Реб Шнеур-Залман взглянул и остался сидеть потрясенный — его глаза породили два точно таких же глаза на полотне. Замерцал свет первых дней Творения. Но это было еще как рассвет. Что-то голубеет, но что-то еще остается темным. Чего-то еще не хватало в этих новорожденных глазах… Сам художник, наверное, тоже ощущал это. Потому что он схватил новую тоненькую кисть, обмакнул ее в белую краску и швырнул две кривоватые искры прямо в нарисованные зрачки. И свет жизни и мудрости взошел в них, разлился по пышным усам, вскарабкался вверх по высокому лбу…
Но одновременно те же самые искры погасли в крови и в плоти самого реб Шнеура-Залмана. Зарешеченное окошко в толстой тюремной стене покачнулось и расплылось. Сознание реб Шнеура-Залмана уплыло в какую-то молочную белизну и… он упал с тюремной скамьи без сознания. Он лежал с растрепанными волосами и без ермолки рядом с ножками подставки для холста.
Когда к реб Шнеуру-Залману вернулось зрение, молодой художник и тюремщик подняли его с пола и подвели под руки к узкой тюремной лежанке. Художник ненадолго остался стоять над ним в замешательстве. Он вытер пот со лба и стал извиняться:
— Я закончил, рабин, я закончил.
«Рабин» вздыхал и молчал, а художник заверял его:
— Я больше не буду вас беспокоить, святой человек! Больше никогда.

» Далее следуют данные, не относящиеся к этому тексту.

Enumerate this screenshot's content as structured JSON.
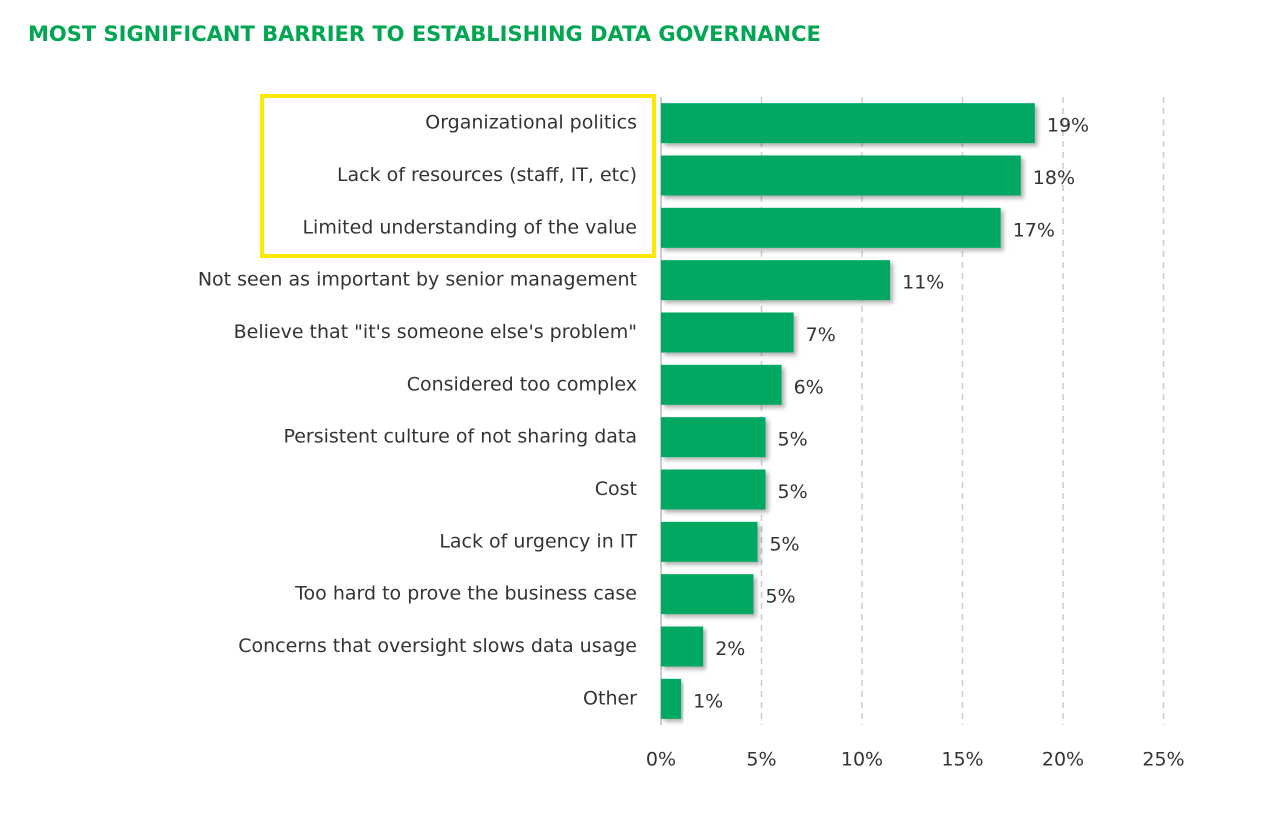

И он сдержал свое слово, этот молодой иноверец. Он бросился к своему холсту и упаковал его и подставку. Быстро помыл кисти в приятно пахнущем скипидаре и сложил в свой ящик… Реб Шнеур-Залман задремал, вдыхая этот запах, распространившийся по его затхлой камере. А когда он снова открыл свои усталые глаза, никого больше не было. Ни следа не осталось от художника и его работы, кроме нескольких пятен на каменном полу. Только теперь Шнеур-Залман облегченно вздохнул и начал приходить в себя. Прошла ночь и половина дня, а художник больше не приходил. Обратная сторона перестала высасывать кровь реб Шнеура-Залмана при помощи своих колдовских инструментов и красть «образ Божий» с его лица… Целый день после этого он читал псалмы и благодарил Бога за такое избавление.
Позднее он узнал от реб Мордехая Леплера, что это просто предлог. Правительству его портрет был не нужен, потому что оно самого его держало в руках… Тут дело совсем в другом. Этот молодой иноверец, переносивший его лицо на полотно, был знаменитым русским художником, вхожим к высокому начальству, звали его Головачевский.[83] Однажды он увидел реб Шнеура-Залмана в Сенате, когда тот давал разъяснения относительно своих рукописей и поправлял ошибки, сделанные дурными переводчиками; увидел и восхитился его художественно морщинистым лбом, светлой строгостью его голубых глаз, пророческой бородой — такой она показалась иноверцу; тем, как «рабин» держался… Ну, вот он и стал приставать к знакомым сановникам, заседавшим в Сенате, к тюремному начальству десять раз приходил, пока не выхлопотал, чтобы его допустили к еврейскому цадику и разрешили рисовать его.